Lele's Cricket Board finds itself in a pickle. A pickle whose aftertaste comes through as Azhar's being on his tangy way back. This, in truth, has been the chief motivating reason for Sachin to put in his papers. Only after endless persuasion — reminded of his duty, still, to India — does Sachin condescend to stay on for just the 2 Tests against South Africa. Making 97 in style on the opening day of the Wankhede Stadium Test. After getting to know, at the eleventh hour, that they were not, after all, reimposing Azhar on him. True, Azhar returns for the second Test at Bangalore vs Hansie's South Africa and, under Sachin's resigned gaze, hits that classy 102. But the manner in which Azhar goes for that hook never in his book, immediately after reaching his Bangalore Test hundred, has viewers pondering if Sachin did not have a decimal point to make. Raj Singh Dungarpur had been selectorially instrumental in spotting the late-1989 Pakistan tour spark in Sachin as a 16-year-old stripling. And it is Raj Singh's Brabourne Stadium that Sachin now chooses as his press-box window for standing self-stripped as India captain. There are a million-and-one questions on the Fourth Estate's lips as Sachin so abnegates himself. But Sachin plays hard to "get" by instantly opting to walk. Having made his resignation as India captain known in a box, ironically, exactly above the CCI Long Room in which Vijay Merchant came up with his casting vote for Ajit Wadekar. Against Mansur Ali Khan Pataudi. Thus does the Indian captaincy drop in the lap of Sourav Maharaj luxury.
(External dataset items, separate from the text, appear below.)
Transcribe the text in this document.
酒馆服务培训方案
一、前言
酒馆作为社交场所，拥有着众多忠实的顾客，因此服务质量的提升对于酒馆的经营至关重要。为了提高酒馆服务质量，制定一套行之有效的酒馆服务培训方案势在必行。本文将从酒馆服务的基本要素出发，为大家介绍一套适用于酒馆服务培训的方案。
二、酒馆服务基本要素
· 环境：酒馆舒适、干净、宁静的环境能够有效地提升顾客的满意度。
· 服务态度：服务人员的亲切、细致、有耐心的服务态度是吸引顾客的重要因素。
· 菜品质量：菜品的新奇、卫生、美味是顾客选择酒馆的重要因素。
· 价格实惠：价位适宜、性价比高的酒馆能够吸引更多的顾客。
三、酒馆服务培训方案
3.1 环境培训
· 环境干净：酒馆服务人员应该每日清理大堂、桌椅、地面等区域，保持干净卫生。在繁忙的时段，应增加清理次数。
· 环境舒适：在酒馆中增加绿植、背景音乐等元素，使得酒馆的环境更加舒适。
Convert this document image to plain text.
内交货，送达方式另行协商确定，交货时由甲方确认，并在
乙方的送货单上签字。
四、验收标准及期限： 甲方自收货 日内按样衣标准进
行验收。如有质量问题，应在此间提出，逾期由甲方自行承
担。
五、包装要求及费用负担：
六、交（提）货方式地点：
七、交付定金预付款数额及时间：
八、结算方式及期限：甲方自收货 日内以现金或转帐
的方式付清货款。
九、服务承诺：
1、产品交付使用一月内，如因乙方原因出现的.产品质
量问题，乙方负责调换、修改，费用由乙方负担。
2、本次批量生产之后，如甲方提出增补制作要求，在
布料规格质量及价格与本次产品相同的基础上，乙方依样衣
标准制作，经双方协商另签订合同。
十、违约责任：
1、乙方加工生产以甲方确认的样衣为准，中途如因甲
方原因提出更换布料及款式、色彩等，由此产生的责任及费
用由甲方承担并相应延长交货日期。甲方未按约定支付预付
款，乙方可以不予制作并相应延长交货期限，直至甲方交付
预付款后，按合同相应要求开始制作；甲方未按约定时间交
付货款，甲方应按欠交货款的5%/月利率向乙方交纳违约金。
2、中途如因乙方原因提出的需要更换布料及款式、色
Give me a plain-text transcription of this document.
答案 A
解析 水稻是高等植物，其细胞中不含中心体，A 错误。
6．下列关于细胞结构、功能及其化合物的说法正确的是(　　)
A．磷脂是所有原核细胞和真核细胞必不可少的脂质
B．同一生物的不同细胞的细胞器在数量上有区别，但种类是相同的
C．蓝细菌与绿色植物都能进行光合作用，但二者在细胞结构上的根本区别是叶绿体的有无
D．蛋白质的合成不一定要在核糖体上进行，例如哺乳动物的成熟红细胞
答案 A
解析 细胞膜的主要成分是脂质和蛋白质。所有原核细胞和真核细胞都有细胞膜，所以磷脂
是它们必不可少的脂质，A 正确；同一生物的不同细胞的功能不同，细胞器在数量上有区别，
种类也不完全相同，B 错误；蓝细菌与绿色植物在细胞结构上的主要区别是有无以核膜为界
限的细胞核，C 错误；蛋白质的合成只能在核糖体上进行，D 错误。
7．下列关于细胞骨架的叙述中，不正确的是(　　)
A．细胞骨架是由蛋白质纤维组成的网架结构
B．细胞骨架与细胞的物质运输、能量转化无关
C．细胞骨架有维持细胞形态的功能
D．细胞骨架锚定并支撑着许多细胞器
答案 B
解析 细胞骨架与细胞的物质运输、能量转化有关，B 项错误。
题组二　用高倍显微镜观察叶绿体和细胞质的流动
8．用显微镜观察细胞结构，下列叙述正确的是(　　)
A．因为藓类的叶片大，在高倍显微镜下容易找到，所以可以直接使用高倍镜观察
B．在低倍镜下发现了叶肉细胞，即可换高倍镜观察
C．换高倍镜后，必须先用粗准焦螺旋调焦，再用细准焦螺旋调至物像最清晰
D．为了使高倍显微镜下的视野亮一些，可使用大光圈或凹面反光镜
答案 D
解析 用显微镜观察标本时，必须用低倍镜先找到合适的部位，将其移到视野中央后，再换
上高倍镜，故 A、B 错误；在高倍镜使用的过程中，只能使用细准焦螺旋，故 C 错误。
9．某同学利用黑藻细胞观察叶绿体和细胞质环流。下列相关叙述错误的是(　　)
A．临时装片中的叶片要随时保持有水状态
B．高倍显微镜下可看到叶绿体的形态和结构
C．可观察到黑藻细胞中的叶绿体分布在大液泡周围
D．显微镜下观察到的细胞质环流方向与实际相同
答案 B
In ordinary times, there would have been a longer selection committee debate on the man to take over from Sachin by mid-February 2000. But Sachin's sudden "Quit India resolution" leaves the selectors with little choice. Today Sourav's personality (just before 2003-end) perhaps transcends any captain replacement discussion, Sourav now is the super achiever. But, looking back, the 1999-2000 tour of Australia it was that first punched holes in Sourav's batting technique against peak pace on faster wickets. Sourav, here, progressively lost ground at Adelaide, Melbourne and Sydney. Following an Ansett Test series scoreline of 60 & 43; 31 & 17; 1 & 25.

Only the fact that Rahul (batting higher) had a parallel Test scoreline of 35 & 6; 9 & 14; 29 & 0 tilted the scale (as I saw it then) in Sourav's favour as captain. For Ajit Wadekar, when he was India's Manager in the Azhar era, had made it clear to me that "neither Sachin nor Sourav is my next man for the India captaincy job — it's just a matter of time before the leadership passes into the very capable hands of Rahul". But the extraordinary circumstances in which Sachin left made Sourav, at that point, the ideal compromise candidate. Still Sourav could expect to hold the plum job only if he really delivered. How Sourav delivered against World Champions Australia, in March 2001, is Harbhajanised folklore. V.V.S. Laxman, materialising with a Test scoreline of 20 & 12 in the Wankhede Test; 59 & 281 in the Eden Test; 65 & 66 in the Chepauk Test, here stole the thunder from Sachin. The Sachin balance sheet showed 76 & 65 at Mumbai; 10 & 10 at Kolkata; 126 & 17 at Chennai.

That was then, when we even envisioned Venkatasai Laxman as a future India captain, if the Eden strain endured. Today, the Indian captaincy looks Sourav's for keeps. But only looks. Wait until the tour of Australia draws to a February 2004 close. Well might we find, at that pincerpoint, India's captaincy becoming a game of unmusical chairs all over again. Sunil Gavaskar came up with an all-time quote when he likened India's captaincy to the electric chair. Down Under, the electric chair could get warm again. So warm that even Sachin would need to have emerged as a champion performer — from the possible debris Down Under — to be in a position to rebid for the top job in Indian Sport today. That Jagmohan Dalmiya be not reduced to looking to his own chair, first, is the one Sourav eventuality against which all India could but hope and pray. Remember, Sourav's Final Frontier in Australia comes first, Steve's Final Frontier in India only after.